Giving details of the performance of the group in 2011-12, Mr. Vellayan said the turnover of Rs.22,314 crore was all-time high, a growth of 31 per cent. The profit after tax was Rs.1,304 crore (Rs.1,182 crore).

Mr. Vellayan said he expected 2012-13 to be a “very challenging year” with policy initiatives expected to slow down in the run up to the 2014 general elections.

Noting that the group would be approaching the year confidently but with a great deal of caution, he said the impact of the cost push as a result of an increase in the prices of raw materials, power, finance and transportation costs would be mainly felt by the engineering companies.
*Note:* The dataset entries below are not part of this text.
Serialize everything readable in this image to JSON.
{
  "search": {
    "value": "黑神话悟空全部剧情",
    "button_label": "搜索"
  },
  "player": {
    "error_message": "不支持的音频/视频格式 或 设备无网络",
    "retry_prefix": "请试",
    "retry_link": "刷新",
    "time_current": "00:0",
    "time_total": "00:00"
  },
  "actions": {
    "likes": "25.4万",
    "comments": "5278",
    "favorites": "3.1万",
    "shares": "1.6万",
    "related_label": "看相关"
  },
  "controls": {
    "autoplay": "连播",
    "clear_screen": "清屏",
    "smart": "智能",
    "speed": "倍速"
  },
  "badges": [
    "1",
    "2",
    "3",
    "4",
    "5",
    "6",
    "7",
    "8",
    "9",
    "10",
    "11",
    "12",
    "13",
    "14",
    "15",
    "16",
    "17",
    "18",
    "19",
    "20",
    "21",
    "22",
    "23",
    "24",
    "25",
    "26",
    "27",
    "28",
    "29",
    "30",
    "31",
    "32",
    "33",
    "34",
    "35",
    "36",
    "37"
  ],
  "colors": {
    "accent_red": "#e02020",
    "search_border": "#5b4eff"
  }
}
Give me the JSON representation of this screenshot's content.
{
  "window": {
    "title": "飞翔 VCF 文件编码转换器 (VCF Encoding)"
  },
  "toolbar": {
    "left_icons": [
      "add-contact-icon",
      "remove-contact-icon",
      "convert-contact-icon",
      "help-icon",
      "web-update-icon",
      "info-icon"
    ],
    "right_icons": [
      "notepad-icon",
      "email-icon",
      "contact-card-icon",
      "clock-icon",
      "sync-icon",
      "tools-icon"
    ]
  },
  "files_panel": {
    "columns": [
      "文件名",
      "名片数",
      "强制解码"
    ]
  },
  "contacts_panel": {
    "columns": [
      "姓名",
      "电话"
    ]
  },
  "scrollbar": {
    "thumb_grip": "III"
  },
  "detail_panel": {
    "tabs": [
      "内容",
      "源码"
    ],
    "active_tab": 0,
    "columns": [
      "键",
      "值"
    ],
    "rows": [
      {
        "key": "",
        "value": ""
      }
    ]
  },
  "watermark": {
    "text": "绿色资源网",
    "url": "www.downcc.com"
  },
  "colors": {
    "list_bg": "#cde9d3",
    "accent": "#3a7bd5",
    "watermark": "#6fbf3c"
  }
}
Mr. Vellayan said “our portfolio mirrors the economy.” Hence, any slowdown in the GDP would have an impact on the group's business. Nevertheless, he was confident that the group's turnover would grow three times that of the GDP (gross domestic product).

Silk Road Refinery

On the joint venture with Cargill for the Silk Road Refinery in Kakinada, Mr. Srinivasan said that it had been shut for the last 6-7 months as it did not get the gas. Though the Empowered Group of Ministers had cleared the gas allocation, the project, envisaged with an investment of Rs.500 crore, could not move forward.

The promoters had now decided to shift to coal, which would involve an additional investment of Rs.60-70 crore So far, the project had seen investment of around Rs.200 crore. The original plan to have a power plant as part of the project.